Arbitrum vs. Polygon: The Changing Dynamics of Layer 2 Networks

The competition between Layer 2 (L2) networks has taken an interesting turn. Polygon (MATIC), once the most popular L2 network, is now facing stiff competition from a recently launched L2 network, Arbitrum (ARB).

Comparing Polygon and Arbitrum

Volume Analysis

Polygon’s volume trajectory, as indicated on DefiLlama, showed an uptrend, reaching its second-highest volume of the year, approximately $435 million, towards the end of December. The peak volume for 2023 occurred in March, reaching around $669 million. Notably, Polygon’s volume surpassed $1 billion only once in 2021, exceeding $2 billion. As of this writing, its volume was around $106 million.

Polygon Volume Source Defilama

In contrast, Arbitrum’s volume in the last 24 hours was over $405 million. Notably, in the new year, Arbitrum’s volume has surpassed $1.8 billion twice.

Arbitrum Volume Source Defilama

TVL Comparison

Examining the Total Value Locked (TVL), there has been an overall decline for Polygon in recent weeks, with the TVL at around $845 million at present. Conversely, Arbitrum’s TVL was over $2 billion, showing an upward trend in the past few weeks.

The L2 Conversation

According to data analyzed by AMBCrypto via L2 Beats, Arbitrum stood as the most dominant Layer 2 (L2) network at press time. During this time, Arbitrum commanded nearly 50% of the market share, boasting a total value locked (TVL) of over $9.8 billion. In stark contrast, Polygon ranked 12th with a comparatively modest $111 million, holding less than 1% of the market share.

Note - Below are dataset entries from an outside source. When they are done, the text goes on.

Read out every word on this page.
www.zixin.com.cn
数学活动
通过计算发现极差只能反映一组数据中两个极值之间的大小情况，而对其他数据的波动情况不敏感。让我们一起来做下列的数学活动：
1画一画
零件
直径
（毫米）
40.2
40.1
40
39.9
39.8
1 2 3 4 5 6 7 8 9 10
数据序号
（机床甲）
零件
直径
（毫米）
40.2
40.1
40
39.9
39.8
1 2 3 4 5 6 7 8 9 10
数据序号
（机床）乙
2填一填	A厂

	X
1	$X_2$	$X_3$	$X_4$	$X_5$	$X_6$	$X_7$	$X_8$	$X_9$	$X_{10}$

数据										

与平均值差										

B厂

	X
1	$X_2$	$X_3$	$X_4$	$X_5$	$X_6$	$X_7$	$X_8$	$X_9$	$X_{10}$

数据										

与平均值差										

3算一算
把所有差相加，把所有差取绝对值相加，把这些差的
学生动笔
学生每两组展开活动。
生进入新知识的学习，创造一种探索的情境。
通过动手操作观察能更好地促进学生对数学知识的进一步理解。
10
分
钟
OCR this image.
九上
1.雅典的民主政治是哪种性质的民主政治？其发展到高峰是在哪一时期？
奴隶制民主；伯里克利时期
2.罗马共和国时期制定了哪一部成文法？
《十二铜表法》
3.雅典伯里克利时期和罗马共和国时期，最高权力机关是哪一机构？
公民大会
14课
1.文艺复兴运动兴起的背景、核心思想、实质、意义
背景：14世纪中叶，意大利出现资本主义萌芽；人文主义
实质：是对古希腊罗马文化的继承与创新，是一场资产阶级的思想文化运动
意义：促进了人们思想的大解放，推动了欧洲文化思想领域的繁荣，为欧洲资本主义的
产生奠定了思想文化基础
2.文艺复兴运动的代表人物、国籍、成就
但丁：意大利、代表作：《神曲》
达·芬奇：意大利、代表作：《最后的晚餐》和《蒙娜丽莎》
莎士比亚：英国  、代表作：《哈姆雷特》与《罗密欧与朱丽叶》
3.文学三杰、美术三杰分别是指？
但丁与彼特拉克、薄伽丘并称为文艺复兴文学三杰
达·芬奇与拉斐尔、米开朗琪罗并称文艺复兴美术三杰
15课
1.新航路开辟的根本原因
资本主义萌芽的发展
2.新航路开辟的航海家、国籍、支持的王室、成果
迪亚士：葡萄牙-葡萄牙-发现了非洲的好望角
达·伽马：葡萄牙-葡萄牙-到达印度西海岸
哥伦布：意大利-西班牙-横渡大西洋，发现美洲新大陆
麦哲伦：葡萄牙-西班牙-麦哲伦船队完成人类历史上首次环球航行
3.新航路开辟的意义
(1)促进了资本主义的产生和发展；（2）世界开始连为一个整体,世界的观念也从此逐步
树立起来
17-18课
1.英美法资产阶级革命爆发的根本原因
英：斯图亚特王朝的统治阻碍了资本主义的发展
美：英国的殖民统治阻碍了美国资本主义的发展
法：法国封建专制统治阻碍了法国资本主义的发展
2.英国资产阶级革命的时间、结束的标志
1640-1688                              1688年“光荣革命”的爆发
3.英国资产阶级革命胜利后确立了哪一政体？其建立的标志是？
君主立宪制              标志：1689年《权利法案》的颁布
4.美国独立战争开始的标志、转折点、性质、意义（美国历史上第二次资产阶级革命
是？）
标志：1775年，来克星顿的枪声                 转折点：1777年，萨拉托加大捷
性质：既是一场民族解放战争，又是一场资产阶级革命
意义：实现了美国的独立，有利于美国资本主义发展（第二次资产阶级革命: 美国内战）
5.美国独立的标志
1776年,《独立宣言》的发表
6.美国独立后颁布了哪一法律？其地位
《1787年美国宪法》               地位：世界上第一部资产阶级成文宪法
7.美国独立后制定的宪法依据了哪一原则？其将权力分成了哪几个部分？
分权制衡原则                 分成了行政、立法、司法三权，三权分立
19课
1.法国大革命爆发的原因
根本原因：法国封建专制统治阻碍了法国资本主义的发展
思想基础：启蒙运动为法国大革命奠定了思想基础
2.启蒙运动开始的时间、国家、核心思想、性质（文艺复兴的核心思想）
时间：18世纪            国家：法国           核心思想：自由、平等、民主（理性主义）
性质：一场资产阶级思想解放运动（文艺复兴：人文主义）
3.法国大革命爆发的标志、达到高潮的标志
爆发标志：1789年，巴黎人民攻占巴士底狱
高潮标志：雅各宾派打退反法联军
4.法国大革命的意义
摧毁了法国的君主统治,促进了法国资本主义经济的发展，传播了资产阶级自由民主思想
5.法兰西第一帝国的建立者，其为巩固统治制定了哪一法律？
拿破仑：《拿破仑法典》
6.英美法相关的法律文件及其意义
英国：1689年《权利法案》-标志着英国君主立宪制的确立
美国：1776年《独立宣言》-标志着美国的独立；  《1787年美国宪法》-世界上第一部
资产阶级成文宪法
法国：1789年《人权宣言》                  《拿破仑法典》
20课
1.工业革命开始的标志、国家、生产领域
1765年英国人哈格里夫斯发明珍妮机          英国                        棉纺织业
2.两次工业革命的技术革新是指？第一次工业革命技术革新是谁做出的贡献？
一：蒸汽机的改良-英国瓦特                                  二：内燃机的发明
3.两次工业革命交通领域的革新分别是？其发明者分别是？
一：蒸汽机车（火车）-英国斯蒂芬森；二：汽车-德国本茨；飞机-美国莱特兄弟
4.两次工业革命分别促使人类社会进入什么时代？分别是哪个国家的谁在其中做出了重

This data underscored a significant shift in the L2 landscape, signaling that other networks have moved past Polygon. Not only were these alternative L2 networks generating higher volumes, but they were also attracting a larger user base, as indicated by their growing market shares.

MATIC and ARB Market Trends

The shift in L2 dynamics is also reflected in the market trends of MATIC (Polygon’s native token) and ARB (Arbitrum’s native token). On the 3rd of January, Polygon experienced a significant price crash of around 11.8%, and since then, it has struggled to recover. Before the crash, its trading price was around $1, but as of this writing, it has declined to around $0.8.

In contrast, Arbitrum demonstrated a different trend during the market crash. Despite the broader market downturn, Arbitrum gained over 8%. However, it faced a decline recently, losing over 2% and more than 10% on the 5th of January. As of this writing, it was showing a gain of almost 5%, with a trading price of around $1.8.


The rise of Arbitrum and the comparative decline of Polygon highlight the dynamic and competitive nature of the blockchain space. As these L2 networks continue to evolve, they will play a crucial role in shaping the future of blockchain technology and the adoption of digital assets. The competition between Arbitrum and Polygon underscores the importance of continuous innovation in this rapidly evolving field. As we move forward, it will be interesting to see how these developments shape the future of L2 networks.